On a cru que dans l’univers arabo-musulman, la révolte tunisienne introduisait la primauté de la liberté sur l’identité, et celle des principes universels sur la tradition ethnico religieuse. Il n’en est rien.
Sans doute la majorité accepte-t-elle une reformulation moderniste de l’islam qui implique le respect du statut de la femme et de quelques autres acquis démocratiques. Mais la fidélité à l’islam est au contraire renforcée, soulignée et célébrée. Le lyrisme des théoriciens franco-tunisiens l’a trop vite emporté sur le sentiment profond des populations.

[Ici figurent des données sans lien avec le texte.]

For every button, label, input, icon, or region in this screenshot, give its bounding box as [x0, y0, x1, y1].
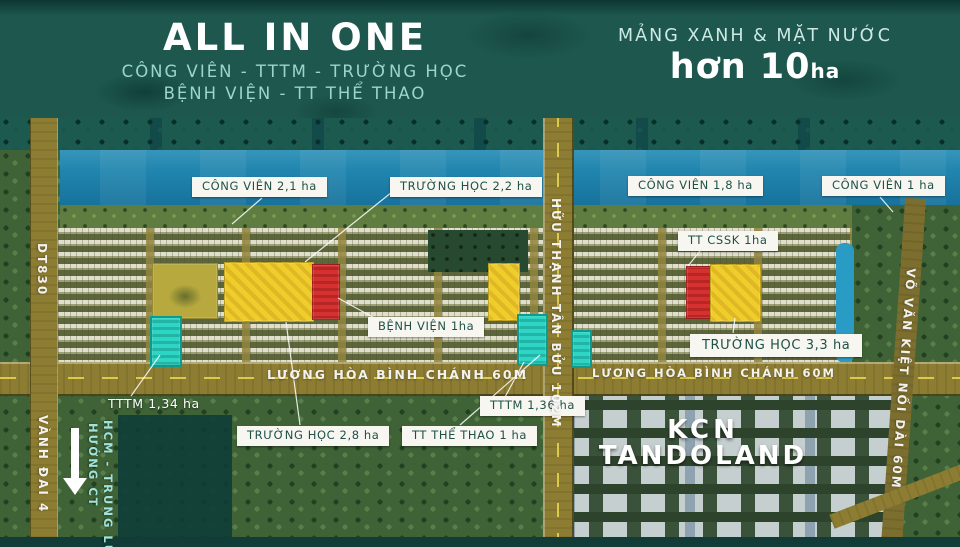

Célébration du "modèle tunisien"
Les Tunisiens nous rappellent qu’une révolte même victorieuse contre le tyran peut très bien s’accommoder de la foi religieuse et même s’appuyer sur elle. Il faut compter aussi avec tous ceux que le caractère intempestif de l’émergence révolutionnaire avait inquiétés.
Les Frères musulmans, en Egypte, se sont félicités de ce que leurs frères tunisiens aient fait avancer leur propre cause. Les Libyens ont confirmé successivement le caractère théocratique de leur futur gouvernement et le fait qu’ils voulaient se présenter comme des musulmans "modérés" - sans que l’on puisse encore savoir sur quoi porte cette modération, surtout après le meurtre de Kadhafi.
Enfin, en Algérie et au Maroc, où l’on était agacé de voir célébrer à tout moment le "modèle" tunisien, la mauvaise conscience a disparu et les hommes de pouvoir se sont sentis confortés. En résumé, la crainte d’une démocratie à l’occidentale qui permettrait une indépendance totale à l’égard de la religion est dissipée. La mystique de la fidélité aux traditions l’a emporté sur le romantisme du triomphe de la liberté.
Le modèle le plus démocratique du monde arabe
Reste à savoir en quoi consiste vraiment cette modernisation tunisienne de l’islamisme que Rachid Ghannouchi nous annonce et qu’il commencé à mettre en pratique avec la formation d’un gouvernement d’Union nationale. S’il est sincère, Rachid Ghannouchi revient de loin.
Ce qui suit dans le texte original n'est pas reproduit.